Çoğumuz bu haberlere pek anlam veremeyiz. Sektörün giderek özelleştiği, eğitimde niteliğin pahalı okullara, öğrenci performansının sınav sonuçlarına indirgendiği modern zamanlarda, köylerdeki az sayıda öğrencinin ihtiyaçlarıyla ilgilenmek sadece MEB’e değil, topluma da çok gerekli gözükmez. Cumhuriyet’in temel değerlerinden olan eğitimin ülkenin her köşesine ulaşarak insanları toplumsal piramidin en altlarından alıp zirvelerine taşıma işlevi de artık modası geçmiş bir uygulamadır.

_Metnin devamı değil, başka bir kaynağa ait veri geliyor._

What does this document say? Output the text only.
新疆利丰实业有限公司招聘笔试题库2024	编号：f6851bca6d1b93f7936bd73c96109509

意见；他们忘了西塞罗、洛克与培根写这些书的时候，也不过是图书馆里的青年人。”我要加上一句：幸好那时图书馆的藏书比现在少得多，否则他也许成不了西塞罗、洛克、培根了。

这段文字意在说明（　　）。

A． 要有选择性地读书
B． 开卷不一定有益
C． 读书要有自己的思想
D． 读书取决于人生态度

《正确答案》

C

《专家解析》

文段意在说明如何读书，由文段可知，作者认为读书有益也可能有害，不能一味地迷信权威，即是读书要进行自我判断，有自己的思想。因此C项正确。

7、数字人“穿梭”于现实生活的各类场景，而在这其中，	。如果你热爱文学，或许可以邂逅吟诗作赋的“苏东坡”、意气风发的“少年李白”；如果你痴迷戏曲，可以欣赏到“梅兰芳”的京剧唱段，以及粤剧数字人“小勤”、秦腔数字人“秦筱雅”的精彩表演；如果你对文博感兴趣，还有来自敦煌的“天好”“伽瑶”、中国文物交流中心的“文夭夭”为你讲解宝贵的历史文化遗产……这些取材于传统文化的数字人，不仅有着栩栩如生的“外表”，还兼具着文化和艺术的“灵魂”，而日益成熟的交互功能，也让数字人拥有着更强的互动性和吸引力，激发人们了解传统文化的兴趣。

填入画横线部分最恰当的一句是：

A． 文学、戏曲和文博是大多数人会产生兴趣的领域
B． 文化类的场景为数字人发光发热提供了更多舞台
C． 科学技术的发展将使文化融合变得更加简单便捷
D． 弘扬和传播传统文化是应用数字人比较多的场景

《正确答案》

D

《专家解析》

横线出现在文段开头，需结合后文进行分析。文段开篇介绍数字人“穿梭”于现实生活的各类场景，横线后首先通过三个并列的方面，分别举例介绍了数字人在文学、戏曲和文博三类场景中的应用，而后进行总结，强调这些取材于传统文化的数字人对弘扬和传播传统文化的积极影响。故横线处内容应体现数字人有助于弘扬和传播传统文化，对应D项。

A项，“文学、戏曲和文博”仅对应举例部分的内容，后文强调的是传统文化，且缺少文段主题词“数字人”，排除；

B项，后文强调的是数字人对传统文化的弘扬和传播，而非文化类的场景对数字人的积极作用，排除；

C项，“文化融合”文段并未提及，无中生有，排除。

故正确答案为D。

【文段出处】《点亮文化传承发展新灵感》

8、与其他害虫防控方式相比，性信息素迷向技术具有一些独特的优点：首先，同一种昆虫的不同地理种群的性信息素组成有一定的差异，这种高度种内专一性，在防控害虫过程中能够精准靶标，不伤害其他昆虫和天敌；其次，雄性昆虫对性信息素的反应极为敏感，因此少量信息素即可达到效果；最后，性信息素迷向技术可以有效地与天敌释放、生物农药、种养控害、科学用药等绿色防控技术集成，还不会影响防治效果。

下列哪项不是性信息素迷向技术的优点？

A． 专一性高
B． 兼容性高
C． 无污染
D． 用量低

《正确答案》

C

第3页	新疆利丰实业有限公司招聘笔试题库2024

Bu ‘zihinsel dönüşümün’ nedeni ülkece eğitimin işlevine dair en temel soruya verdiğimiz yanıtın değişmiş -hatta belki sorunun kendisini de unutulmuş olmasında- yatar. Eğitim mi topluma hizmet için vardır, yoksa toplum mu eğitimi sırtında taşımalıdır? Okulların hedefi toplumu daha ileriye götürmek, fırsat eşitsizliğini ortadan kaldırmak mı yoksa toplumun camdan duvarlarını benimsetmek için mi vardır?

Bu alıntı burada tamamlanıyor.